6769 Sayılı Sınai Mülkiyet Kanunu, bir tasarımın yeni olma niteliğini etkilemeyecek bazı haller öngörmüştür. Buna göre; bir tasarım, tescil başvuru tarihi veya rüçhan tarihinden geriye dönük olarak 12 ay içerisinde,  tasarımcı veya halefi veya bu kişilerin izni ile üçüncü bir kişi tarafından kamuya sunulmuş veya tasarımcı veya halefleri ile olan ilişkinin suistimali sonucu kamuya sunulmuşsa ve bu kamuya sunma tasarımın yenilik vasfını etkilememektedir.
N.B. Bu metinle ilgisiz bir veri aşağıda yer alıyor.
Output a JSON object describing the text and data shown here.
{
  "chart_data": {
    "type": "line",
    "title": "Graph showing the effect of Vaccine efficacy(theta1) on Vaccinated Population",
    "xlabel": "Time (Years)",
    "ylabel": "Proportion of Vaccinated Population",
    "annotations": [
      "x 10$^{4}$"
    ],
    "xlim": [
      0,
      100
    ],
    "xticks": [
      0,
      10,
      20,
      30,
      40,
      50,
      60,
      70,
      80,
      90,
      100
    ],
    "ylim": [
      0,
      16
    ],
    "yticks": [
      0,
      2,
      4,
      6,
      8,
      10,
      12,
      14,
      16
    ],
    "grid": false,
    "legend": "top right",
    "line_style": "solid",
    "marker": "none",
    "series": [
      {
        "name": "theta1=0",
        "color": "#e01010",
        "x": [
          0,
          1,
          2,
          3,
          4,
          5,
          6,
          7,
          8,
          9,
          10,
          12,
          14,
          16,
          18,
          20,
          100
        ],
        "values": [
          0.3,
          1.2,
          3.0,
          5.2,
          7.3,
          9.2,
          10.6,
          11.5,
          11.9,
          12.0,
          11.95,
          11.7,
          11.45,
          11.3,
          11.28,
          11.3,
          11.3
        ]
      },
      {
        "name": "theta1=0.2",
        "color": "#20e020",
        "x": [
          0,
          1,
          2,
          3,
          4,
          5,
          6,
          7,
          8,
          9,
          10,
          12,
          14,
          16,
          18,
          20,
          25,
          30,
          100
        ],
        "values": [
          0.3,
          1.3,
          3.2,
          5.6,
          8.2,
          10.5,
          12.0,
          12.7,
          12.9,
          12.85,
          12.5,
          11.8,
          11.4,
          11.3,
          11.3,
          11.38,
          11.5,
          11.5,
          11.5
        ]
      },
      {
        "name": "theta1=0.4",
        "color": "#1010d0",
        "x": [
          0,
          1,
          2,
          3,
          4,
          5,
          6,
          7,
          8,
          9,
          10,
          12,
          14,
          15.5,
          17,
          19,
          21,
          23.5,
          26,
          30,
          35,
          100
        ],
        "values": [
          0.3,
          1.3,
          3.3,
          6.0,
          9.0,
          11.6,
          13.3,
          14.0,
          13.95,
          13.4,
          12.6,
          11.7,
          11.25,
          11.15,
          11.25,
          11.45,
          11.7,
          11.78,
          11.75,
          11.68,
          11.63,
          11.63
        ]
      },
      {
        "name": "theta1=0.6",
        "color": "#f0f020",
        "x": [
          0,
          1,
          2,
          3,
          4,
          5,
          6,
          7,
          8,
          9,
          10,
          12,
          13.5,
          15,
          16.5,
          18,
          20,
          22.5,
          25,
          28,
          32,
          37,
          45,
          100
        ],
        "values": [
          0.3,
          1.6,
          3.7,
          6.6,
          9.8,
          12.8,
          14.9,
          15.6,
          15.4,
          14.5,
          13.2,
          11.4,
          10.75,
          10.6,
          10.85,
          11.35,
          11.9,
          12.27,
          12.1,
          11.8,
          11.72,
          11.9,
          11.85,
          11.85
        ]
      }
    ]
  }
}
“AYIRT EDİCİ” nitelik ise, bir tasarımın bilgilenmiş kullanıcıda bıraktığı genel izlenim ile daha önceki tasarımların bilgilenmiş kullanıcı nezdinde bıraktığı genel izlenim arasındaki belirgin fark olarak tanımlanmaktadır. Diğer bir ifade ile bir tasarımın ayırt edici niteliği haiz olup olmadığına ilişkin incelemede, bu tasarımın, piyasada mevcut olan tasarımlardan genel izlenim itibariyle belirgin bir farklılık içerip içermediğine bakılmaktadır. Yapılan bu incelemede, birbiriyle kıyaslanan tasarımların farklılıklarından çok ortak özelliklerinin değerlendirilmesine ağırlık verilmekte ve tasarımcının tasarımı geliştirme açısından ne kadar seçenek özgürlüğüne sahip olduğu göz önüne alınmaktadır.

Bir tasarımın korunabilmesi için bu iki şartın her zaman bir arada bulunabilmesi gerekmektedir. Birleşik ürün parçalarına ait tasarımlar bakımından ise tasarımın yeni ve ayırt edici bulunması için iki kriter mevcuttur. Birincisi, bahsi geçen parça birleşik ürüne takıldığında, birleşik ürünün normal kullanımında görünür durumda olmalıdır. İkincisi ise, parçanın görünür durumda olan özellikleri, yenilik ve ayırt edici nitelik şartlarını karşılamalıdır.

Tescil edilmiş bir tasarımın koruma süresi; başvuru tarihinden itibaren 5 yıldır ve bu süre tasarım sahibinin talebi doğrultusunda beşer yıllık dönemler halinde toplam 25 yıla kadar uzatılabilmektedir.